Listing All Unique MailTags Keywords
Published on 24 Aug 2007 · Filed in Tutorial · 286 words (estimated 2 minutes to read)After figuring out yesterday how to list all the unique MailTags projects in use, today I worked out how to list all the unique MailTags keywords in use. As it turns out, it wasn’t as hard as I had suspected that it would be.
(Note to experienced UNIX hackers: I’m sure that I probably could have worked out a more elegant solution involving more pipes and redirection, but this works for a UNIX apprentice such as me.)
Here are the commands I used to parse down the list of unique keywords (this command is broken across two lines, but should be typed all on one line):
mdls <path to mailbox> | grep kMDItemKeywords |
awk '{print $3 $4 $5 $6 $7 $8 $9}' >> outputfile.txt
This uses the mdls
command to list all the metadata from the messages in the specified directory, pipes that through grep
to pick out only the lines containing “kMDItemKeywords”, then uses awk
to list all the keywords (which are in a comma-delimited list surrounded by parentheses. You’ll want to repeat this command for every mailbox you use (I have different mailboxes to archive messages by year, so I had to repeat this for 2005, 2006, etc.)

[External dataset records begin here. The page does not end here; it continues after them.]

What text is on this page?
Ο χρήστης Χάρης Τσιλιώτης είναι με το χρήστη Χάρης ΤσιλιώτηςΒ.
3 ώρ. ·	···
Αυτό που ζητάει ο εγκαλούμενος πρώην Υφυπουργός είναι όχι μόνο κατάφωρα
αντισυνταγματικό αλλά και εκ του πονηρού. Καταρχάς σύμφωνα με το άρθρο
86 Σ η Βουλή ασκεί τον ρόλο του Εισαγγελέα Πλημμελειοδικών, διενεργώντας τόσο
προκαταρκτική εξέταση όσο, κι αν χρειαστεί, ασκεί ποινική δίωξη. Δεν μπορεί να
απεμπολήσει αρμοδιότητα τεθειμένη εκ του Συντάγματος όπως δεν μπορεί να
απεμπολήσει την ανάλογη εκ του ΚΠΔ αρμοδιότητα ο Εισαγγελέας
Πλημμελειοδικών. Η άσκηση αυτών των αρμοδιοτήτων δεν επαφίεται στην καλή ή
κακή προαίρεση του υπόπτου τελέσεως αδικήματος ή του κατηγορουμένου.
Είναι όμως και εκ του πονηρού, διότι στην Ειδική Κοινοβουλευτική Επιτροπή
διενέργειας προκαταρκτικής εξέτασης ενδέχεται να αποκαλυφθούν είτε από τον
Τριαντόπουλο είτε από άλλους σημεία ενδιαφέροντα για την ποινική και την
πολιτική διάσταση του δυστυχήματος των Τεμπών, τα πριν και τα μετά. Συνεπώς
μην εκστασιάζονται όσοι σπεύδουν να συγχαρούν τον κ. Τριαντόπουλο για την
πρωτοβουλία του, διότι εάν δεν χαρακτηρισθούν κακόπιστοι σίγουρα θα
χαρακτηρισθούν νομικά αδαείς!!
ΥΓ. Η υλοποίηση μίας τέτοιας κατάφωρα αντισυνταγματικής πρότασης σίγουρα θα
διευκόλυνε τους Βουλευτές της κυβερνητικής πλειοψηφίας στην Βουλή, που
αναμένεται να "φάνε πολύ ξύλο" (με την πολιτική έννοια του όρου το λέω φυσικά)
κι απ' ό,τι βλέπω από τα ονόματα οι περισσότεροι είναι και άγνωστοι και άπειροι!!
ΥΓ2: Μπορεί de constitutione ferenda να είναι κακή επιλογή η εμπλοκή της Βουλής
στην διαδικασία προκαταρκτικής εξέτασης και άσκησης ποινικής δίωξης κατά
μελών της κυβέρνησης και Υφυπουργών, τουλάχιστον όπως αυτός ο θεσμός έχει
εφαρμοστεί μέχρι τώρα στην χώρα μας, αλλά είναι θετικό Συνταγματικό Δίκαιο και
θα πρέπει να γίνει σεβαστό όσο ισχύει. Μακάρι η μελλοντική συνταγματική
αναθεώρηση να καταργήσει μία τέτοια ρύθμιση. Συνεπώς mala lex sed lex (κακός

Once we have the keywords list, then we munge it:
cat outputfile.txt | tr ',' '\n' > outputfile2.txt
sed s/\(//g < outputfile2.txt > outputfile3.txt
sed s/\)//g < outputfile2.txt > outputfile3.txt
sort outputfile3.txt > sorted-file.txt
uniq sorted-file.txt > unique-file.txt
This replaces commas with a newline (the tr
command), strips out the parentheses (the next two sed
commands), then sorts it and returns only the unique values. The end result, stored in unique-file.txt
, contains a list of unique MailTags keywords used in all your mailboxes.
Useful, eh?